On 2021-11-30 at 5:00 PM, Né entre les rapides said:

(extrait du texte entier cité par @daniel_88)

Comme je suis depuis longtemps préoccupé par la pratique du façadisme, je suis très heureux de voir apparaître cet article.  Peut-être pour la première fois, une relation étroite (directe)   est établie entre cette pratique et le zonage, particulièrement au centre-ville.  Je ne me considère pas comme étant un défenseur inconditionnel du patrimoine bâti; disons que je suis plus "sélectif".  Quand un bâtiment ou encore mieux un ensemble de bâtiments ont une valeur patrimoniale incontestable (ce n'est pas à moi d'en juger), j'accorde aussi beaucoup d'importance aux environs immédiats.  Des contrastes saisissants entre l'ancien et le nouveau sont parfois possibles, mais cela ne va pas de soi.

Parlons donc spécifiquement du façadisme.  Dans ce cas, il ne s'agit pas de préserver un bâtiment "patrimonial", mais seulement d'en conserver un souvenir ou un rappel.  Personne n'est dupe.  Il y a des cas où le bâtiment ancien n'est tout simplement pas récupérable, à cause de sa très mauvaise condition; un choix se présente entre l'unique consolidation/ restauration de la façade, accompagnée de l'érection d'un bâtiment moderne derrièere (et parfois aussi au-dessus), ou de la démolition pure et simple de la totalité de l'ancien.  Pourquoi choisir la première option?  -- Peut-être si la façade ancienne est vraiment exceptionnelle et impossible à reproduire aujourd'hui.  Mais s'il ne s'agit que de rappeller des temps anciens d'une facture somme toute quelconque, je "n'aime pas" (une appréciation évidemment subjective).  On obtient un mélange des genres, on se conte des histoires, on prétend préserver un pan du passé qui n'en valait pas la peine, et on se prive de l'atmosphère résolument moderne d'un nouveau quartier.

Retour sur la relation directe entre le zonage et le façadisme: cela appelle un sérieux examen de conscience de la part de ceux qui veulent préserver le patrimoine mais qui ne portent pas suffisamment d'attention au zonage.  Ils ont à faire un choix.  D'hypothétiques réductions des hauteurs permises (et autres restrictions) porteraient atteinte aux droits acquis des propriétaires,  ouvrant la porte à des demandes de compensation coûteuses.  On ne pourrait pas généraliser de telles restrictions additionnelles, il faudrait les réserver à quelques cas vraiment exceptionnels.  Pour les autres cas (où les hauteurs permises sont bien supérieures à celles des actuels bâtiments occupant ces sites), je remets en question l'exigence d'en conserver des reliques: pas de façadisme, du neuf décomplexé. 

Autre point important.  Il faudrait réduire la pression excercée sur le périmètre trop restreint du centre-ville.  La demande pour des espaces (essentiellement résidentiels présentement) au coeur de la ville doit pouvoir être satisfaite --d'une façon ou d'une autre.  En général, les hauteurs permises à courte distance du centre-ville devraient être rehaussées significativement; 7-8 étages m'apparaissent bien insuffisants.           

Le façadisme malgré être qu'une imitation est un compromis parfois acceptable.
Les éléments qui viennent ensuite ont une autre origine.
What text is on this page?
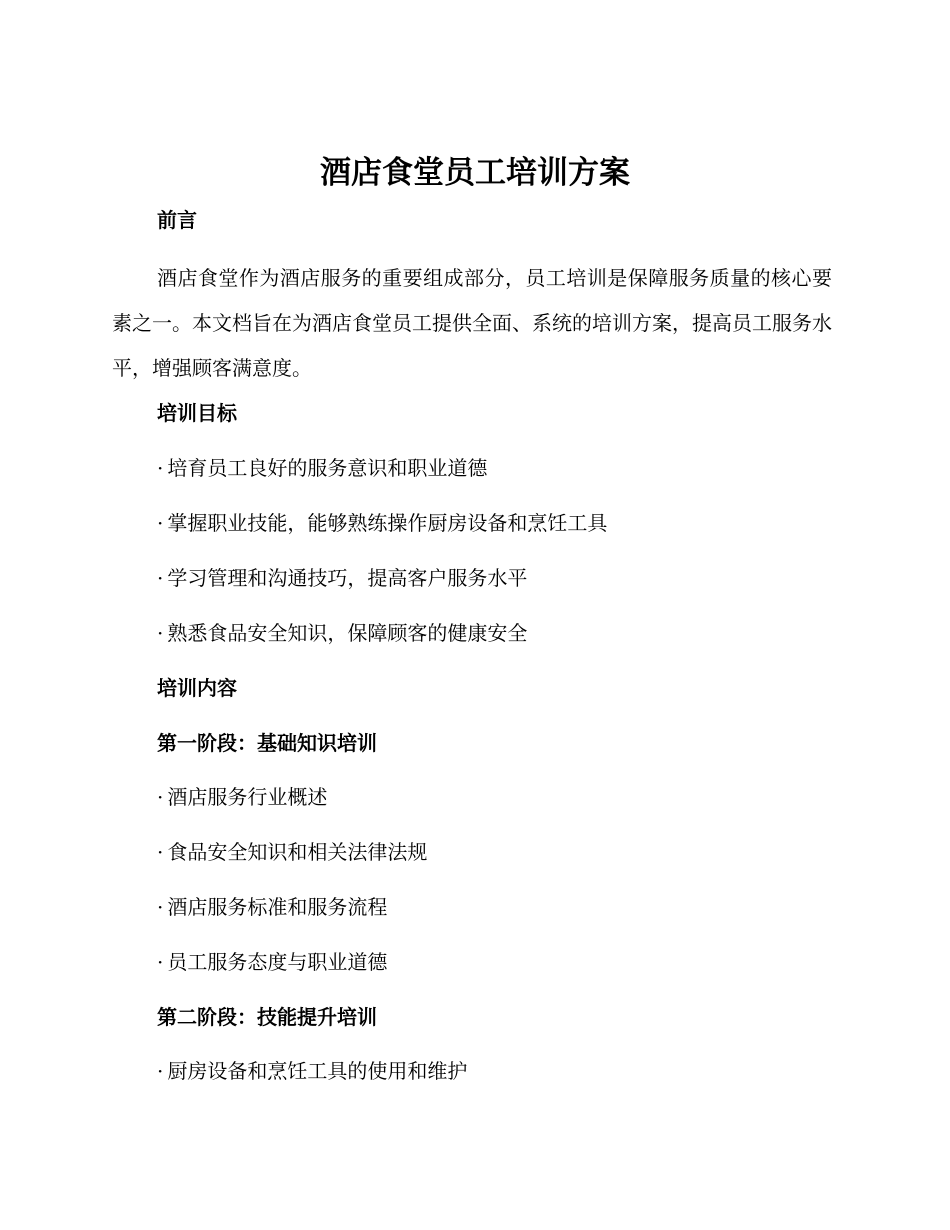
酒店食堂员工培训方案
前言

酒店食堂作为酒店服务的重要组成部分，员工培训是保障服务质量的核心要素之一。本文档旨在为酒店食堂员工提供全面、系统的培训方案，提高员工服务水平，增强顾客满意度。

培训目标
· 培育员工良好的服务意识和职业道德
· 掌握职业技能，能够熟练操作厨房设备和烹饪工具
· 学习管理和沟通技巧，提高客户服务水平
· 熟悉食品安全知识，保障顾客的健康安全
培训内容
第一阶段：基础知识培训
· 酒店服务行业概述
· 食品安全知识和相关法律法规
· 酒店服务标准和服务流程
· 员工服务态度与职业道德
第二阶段：技能提升培训
· 厨房设备和烹饪工具的使用和维护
La façon que tu décris les choses j'ai l'impression que seulement une selection de batiments les plus patrimoniaux devraient être conservés. Quand on pense au centre ville ça fait très peu concidérant nos pratiques courantes. Les maisons victoriennes n'ont jusqu'à récement reçu aucune protection. Le façadisme est une façon de conserver le peu qui nous reste sans briser le contract avec les propriétaires de terrain. Je n'aime pas bcp cette pratique pour protéger le patrimoine, mais c'est un mal necessaire.
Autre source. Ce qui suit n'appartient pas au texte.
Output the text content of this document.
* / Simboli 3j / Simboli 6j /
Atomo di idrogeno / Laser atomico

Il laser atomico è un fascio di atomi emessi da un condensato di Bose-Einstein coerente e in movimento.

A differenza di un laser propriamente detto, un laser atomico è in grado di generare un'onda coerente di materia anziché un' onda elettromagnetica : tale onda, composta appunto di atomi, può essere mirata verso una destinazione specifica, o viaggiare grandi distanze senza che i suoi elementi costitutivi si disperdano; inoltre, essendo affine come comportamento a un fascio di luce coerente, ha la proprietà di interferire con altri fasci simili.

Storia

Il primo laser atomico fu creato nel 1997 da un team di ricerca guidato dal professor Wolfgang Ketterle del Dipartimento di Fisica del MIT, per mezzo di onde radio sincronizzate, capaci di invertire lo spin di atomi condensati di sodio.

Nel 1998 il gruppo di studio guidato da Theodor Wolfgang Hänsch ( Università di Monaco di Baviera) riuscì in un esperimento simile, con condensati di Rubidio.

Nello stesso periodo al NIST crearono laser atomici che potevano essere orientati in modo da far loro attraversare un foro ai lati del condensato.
J'aime aussi voir le contraste que ces maisons offrent. Le mélange des genres apporte une diversité et est moins ennuyeux. Ça permet aussi de s'imaginer comment la ville était avant. C'est un rappel du changement qu'on a fait face et de la riche histoire de la ville. On ne perd rien à faire du façadisme apart peut être "l'atmosphère moderne". 
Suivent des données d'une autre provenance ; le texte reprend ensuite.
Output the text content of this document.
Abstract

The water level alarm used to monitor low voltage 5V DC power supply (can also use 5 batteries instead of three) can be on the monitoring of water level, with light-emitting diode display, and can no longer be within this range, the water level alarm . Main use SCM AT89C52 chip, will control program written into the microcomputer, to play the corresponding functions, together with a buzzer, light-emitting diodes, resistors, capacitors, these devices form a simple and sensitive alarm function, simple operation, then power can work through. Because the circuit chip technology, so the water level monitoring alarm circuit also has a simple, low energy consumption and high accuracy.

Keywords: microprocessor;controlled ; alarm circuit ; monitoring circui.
Le ton de ton argument me fait croire que tu nésiterais pas à raser le reste des maisons non classés du centre ville pour en finir avec. Bon chacun a ses gouts, mais j'ai l'impression qu'il exite un mépris envers le patrimoine bati. Je trouve ça curieux qu'après tout ce qu'on a déja perdu on me cautionne pas plus la prudence.